I have found that, depending on personality, environment and events it can takes just one more significant trauma, shock, stressor or one heavy dose of caregiving, combined with a general lack of support to find yourself, all too suddenly in dissociation, total shutdown or worse. The shutdowns were stress responses pushed to the limit, literally to a survival state.
The last thing a psychologist I saw, years ago, said at the end of our sessions, which I realise, retrospectively were about stress and anxiety, was not to wait so long to get help. At that point I was suffering, I see now from anxiety that caused severe symptoms but not shutdown.
Later, I didn't act on that advice, because experience taught me getting help was not straightforward and could cause more problems than it solved. But I didn't forget the lesson. It's important to slow down, not to ignore or push past symptoms of severe anxiety, stress or exhaustion.
Sometimes slowing down is enough but if you've left it too long without listening to your body you may just have to call a stop, or your body will eventually, one way or another, do just that.

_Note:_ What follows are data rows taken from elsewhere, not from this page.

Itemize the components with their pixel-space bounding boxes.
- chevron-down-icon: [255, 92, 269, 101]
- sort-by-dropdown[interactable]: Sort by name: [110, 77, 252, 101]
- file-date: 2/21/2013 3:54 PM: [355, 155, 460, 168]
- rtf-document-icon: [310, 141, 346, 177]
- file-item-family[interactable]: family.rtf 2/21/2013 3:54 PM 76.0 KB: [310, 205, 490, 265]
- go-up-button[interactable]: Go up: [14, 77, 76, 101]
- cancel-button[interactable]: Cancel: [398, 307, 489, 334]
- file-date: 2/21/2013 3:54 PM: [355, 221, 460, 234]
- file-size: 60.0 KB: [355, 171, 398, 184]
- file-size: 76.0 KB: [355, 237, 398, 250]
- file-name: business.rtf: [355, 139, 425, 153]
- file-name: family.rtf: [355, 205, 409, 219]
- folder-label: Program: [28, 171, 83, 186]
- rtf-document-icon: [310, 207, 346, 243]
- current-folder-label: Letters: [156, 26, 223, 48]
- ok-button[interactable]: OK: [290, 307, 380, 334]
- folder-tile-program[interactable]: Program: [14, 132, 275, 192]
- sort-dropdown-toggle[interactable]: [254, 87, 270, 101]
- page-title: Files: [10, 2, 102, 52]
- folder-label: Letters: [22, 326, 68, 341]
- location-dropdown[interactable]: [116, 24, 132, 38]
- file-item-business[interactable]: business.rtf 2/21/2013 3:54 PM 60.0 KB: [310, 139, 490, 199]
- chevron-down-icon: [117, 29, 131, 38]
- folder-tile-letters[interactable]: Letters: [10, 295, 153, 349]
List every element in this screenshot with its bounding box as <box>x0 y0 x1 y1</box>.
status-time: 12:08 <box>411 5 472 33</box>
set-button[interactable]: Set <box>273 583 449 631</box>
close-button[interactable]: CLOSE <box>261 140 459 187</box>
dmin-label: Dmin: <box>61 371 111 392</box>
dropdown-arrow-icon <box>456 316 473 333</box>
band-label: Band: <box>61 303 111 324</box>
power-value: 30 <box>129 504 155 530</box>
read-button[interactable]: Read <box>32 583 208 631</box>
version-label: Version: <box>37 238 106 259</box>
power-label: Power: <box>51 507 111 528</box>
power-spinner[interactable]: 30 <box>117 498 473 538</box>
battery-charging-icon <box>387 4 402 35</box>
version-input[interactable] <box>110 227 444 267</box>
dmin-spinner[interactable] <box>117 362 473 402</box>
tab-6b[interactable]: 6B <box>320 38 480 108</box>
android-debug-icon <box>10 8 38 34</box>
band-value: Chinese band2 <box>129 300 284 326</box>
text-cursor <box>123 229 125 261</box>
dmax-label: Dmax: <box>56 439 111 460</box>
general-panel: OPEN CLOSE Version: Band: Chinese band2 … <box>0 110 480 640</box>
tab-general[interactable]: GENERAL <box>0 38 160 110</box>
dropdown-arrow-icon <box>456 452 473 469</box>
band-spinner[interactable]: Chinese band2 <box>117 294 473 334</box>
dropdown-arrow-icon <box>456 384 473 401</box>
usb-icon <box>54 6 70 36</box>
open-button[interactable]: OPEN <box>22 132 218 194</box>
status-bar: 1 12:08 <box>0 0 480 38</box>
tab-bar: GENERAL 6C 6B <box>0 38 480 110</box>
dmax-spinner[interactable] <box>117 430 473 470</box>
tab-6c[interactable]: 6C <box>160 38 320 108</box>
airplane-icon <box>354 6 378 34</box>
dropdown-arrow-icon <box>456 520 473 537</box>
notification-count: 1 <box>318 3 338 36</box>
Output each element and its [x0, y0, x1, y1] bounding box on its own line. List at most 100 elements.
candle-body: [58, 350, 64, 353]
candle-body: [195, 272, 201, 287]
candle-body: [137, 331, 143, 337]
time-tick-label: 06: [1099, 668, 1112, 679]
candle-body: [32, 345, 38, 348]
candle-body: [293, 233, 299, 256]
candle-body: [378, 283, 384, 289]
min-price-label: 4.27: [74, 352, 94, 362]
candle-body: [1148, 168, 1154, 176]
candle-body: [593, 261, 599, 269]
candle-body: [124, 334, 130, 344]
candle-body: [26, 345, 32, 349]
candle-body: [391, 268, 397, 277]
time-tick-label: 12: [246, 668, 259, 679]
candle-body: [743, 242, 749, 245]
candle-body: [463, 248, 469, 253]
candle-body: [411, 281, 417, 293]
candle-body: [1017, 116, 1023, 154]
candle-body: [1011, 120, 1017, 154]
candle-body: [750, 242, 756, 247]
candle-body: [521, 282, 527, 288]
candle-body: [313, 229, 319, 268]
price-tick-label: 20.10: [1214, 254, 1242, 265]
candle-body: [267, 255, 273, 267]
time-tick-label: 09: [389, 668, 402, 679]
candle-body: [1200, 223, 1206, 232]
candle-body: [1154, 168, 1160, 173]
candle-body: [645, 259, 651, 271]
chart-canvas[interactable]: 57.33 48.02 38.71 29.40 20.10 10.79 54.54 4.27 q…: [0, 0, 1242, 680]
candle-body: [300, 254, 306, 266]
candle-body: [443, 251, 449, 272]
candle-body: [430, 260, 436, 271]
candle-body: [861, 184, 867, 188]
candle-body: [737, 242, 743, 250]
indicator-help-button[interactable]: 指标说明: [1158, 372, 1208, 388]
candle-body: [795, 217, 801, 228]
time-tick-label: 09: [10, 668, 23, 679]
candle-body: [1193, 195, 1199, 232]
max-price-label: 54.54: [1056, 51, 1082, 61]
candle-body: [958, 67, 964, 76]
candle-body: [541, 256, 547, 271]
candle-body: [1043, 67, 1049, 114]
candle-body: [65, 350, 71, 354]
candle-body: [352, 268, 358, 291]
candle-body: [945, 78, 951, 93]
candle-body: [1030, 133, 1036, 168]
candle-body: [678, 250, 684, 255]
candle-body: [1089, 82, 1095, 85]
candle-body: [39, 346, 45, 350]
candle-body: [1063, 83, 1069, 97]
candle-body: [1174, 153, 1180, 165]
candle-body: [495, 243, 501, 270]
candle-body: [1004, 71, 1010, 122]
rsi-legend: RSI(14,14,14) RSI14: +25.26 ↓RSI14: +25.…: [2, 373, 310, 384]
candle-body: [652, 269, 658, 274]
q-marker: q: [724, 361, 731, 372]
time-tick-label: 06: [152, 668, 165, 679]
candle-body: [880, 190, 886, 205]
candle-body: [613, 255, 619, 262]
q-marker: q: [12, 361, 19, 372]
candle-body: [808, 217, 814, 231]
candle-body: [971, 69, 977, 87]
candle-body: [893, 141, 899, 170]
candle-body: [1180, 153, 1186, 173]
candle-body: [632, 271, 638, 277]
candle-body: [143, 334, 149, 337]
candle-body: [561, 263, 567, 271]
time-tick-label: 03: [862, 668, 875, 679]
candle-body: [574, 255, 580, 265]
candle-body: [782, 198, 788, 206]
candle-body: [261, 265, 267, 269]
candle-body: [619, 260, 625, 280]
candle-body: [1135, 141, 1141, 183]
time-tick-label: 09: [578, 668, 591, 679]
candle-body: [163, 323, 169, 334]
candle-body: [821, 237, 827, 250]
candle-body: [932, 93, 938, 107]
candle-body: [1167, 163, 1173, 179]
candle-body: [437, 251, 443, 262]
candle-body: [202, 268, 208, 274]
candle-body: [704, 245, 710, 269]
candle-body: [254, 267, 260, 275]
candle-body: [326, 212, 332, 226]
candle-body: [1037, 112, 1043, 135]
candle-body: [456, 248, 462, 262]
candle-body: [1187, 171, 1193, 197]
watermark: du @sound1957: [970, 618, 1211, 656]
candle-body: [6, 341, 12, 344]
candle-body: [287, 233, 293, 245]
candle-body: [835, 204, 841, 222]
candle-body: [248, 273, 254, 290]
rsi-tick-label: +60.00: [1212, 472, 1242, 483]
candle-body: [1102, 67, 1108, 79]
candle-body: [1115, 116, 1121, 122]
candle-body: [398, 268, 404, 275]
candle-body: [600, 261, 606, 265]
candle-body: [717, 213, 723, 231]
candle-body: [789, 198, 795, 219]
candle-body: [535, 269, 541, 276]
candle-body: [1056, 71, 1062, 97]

When the stalker turned up and wouldn't leave I had continuous chest pains. I went to hospital 24 hours later. My numbers showed a suspected heart attack. It turned out I hadn't had one. The previous year I'd had tests that showed my heart was that of someone twenty odd years younger. I credit that possibly with my survival. But I made the decision there and then to stop everything - my stressful course, and hiding the stalker harassment from mutual friends. I have never regretted it. I was warned in hospital about reducing stress. They said they saw people in there all the time with stress related heart attacks. I know people who have stress induced heart attacks. I have known people who have died from heart attacks in their forties and fifties. If you've reached those decades, very likely you do too.